Top Pentagon officials say this "concurrency program" is necessary because of concern that any delay in the Pershing II and ground-launched cruise missile systems could increase Western European opposition to their deployment.

"The program does have risks in it in the context of how much concurrency has been accepted," Deputy Undersecretary of Defense James P. Wade Jr., told a closed hearing of the House Defense Appropriations subcommittee in September, the transcript of which was recently released.

Pressed, Wade characterized the risks of meeting deployment schedules as "moderate."

"If we say that we think it is going to slip," he said. "I think that will be sure to take place . . . ."

Thereafter, Wade went on, "other elements of the program will then go diving under the tent."

American determination to push the systems in this faster-than-normal procedure, Wade said, was to meet "a commitment to our NATO allies" made back in December, 1979.

At the time the diplomatic commitment was made, however, neither system was expected to be ready by the December, 1983, date.

The Pershing II, for example, was in a development program that had December, 1984, as its target date. And the ground-launched cruise missile program, which had already run into technical problems, was being deemphasized in favor of a submarine-launched cruise missile.

As explained at the congressional hearing, the concurrency programs for both missiles will set up the following problems:

* The Pershing II will have undergone only two of its planned 28 flight tests before the Pentagon must make its production decision in June, 1982. Those two tests will be the first of the missile at its new, extended 1,000-mile range. Up to now the Pershing had a 400-mile range.

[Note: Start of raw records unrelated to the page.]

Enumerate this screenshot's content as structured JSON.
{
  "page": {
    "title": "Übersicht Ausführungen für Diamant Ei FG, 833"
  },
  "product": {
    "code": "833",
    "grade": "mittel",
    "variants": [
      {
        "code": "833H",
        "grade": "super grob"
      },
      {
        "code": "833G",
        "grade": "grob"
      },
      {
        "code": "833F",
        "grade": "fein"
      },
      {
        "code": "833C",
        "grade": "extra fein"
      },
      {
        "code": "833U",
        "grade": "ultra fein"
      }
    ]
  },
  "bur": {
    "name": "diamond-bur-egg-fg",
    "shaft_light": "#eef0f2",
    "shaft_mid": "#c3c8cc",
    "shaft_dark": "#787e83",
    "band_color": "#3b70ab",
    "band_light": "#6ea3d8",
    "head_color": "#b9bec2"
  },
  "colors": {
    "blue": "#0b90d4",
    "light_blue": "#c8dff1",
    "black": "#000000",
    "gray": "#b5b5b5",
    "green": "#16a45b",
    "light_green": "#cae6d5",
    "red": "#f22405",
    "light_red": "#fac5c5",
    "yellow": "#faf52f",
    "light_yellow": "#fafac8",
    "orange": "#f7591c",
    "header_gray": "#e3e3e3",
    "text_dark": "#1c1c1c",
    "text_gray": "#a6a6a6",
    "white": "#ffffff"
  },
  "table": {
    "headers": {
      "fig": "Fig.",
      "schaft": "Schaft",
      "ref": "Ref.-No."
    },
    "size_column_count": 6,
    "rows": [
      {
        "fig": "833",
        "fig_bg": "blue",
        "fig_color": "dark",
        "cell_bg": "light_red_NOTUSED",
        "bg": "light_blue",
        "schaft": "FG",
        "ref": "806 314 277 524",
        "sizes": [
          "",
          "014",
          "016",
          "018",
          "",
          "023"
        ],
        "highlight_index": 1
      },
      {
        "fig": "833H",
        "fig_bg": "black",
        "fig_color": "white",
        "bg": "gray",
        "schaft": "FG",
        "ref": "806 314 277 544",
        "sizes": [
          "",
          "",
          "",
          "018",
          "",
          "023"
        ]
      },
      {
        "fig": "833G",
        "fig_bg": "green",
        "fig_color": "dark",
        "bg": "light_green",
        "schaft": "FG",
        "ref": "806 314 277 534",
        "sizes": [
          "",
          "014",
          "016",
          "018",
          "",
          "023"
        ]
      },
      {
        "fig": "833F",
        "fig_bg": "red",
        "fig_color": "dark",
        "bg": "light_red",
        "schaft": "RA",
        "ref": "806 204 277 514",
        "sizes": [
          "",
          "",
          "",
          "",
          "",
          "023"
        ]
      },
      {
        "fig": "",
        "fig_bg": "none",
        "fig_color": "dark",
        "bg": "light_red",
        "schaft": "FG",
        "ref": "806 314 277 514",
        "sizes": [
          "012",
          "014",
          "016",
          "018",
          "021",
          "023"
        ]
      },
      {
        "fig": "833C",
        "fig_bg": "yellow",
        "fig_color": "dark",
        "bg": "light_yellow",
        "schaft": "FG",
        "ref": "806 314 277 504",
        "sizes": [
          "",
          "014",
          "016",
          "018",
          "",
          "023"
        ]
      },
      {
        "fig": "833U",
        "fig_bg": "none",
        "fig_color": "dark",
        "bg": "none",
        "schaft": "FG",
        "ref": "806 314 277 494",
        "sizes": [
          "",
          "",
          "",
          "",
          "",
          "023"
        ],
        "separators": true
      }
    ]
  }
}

The first flight test of the Pershing II against a land target is not scheduled until July, 1982. The testing of an operational, mobile Pershing II will not take place until mid-1983.

Pentagon officials believe the new guidance system on the Pershing II was adequately tested during 1977-78 shots carried out with Pershing I missiles.

* The ground-launched cruise missile, which has already slipped two years in its testing program, has a scheduled production decision date of May, 1983, by which time more than one-third of the procurement funds will have been spent.

The delay, in part, came from troubles the Air Force has had with the computer system for the missile.

"The problems we have run into have been in the development of the software for the computer," Maj. Gen. R. D. Russ, Air Force deputy chief of staff for research and development, told the subcommittee. "I think maybe we were a little ambitious when we started," he said, adding that he believed if the 1983 date were to be reached, "we need to proceed at the pace that we are going."

There has been only one test to date of a prototype transporter for the cruise missile that led to a redesign of the equipment, the congressmen were told. "That is the way we planned it," Russ told them. "We do not plan on building a full-scale development engineering model of the transporter until this year."

Testing of the missile itself is being done primarily through continued testing of the submarine-launched cruise missile. It has been tested 58 times, the congressmen were told, and "is about 99 percent identical to the land-attack vehicle."

From an originally estimated cost of $1.5 billion, the cruise missile program, according to Rep. Joseph M. McDade (R-Pa.), would end up at about $3.7 billion when it is completed.

Development and production costs of the Pershing II program has grown at a much slower rate, from $1.5 billion in fiscal 1979, to $1.7 billion in fiscal 1982, with all growth attributed by the Army to inflation.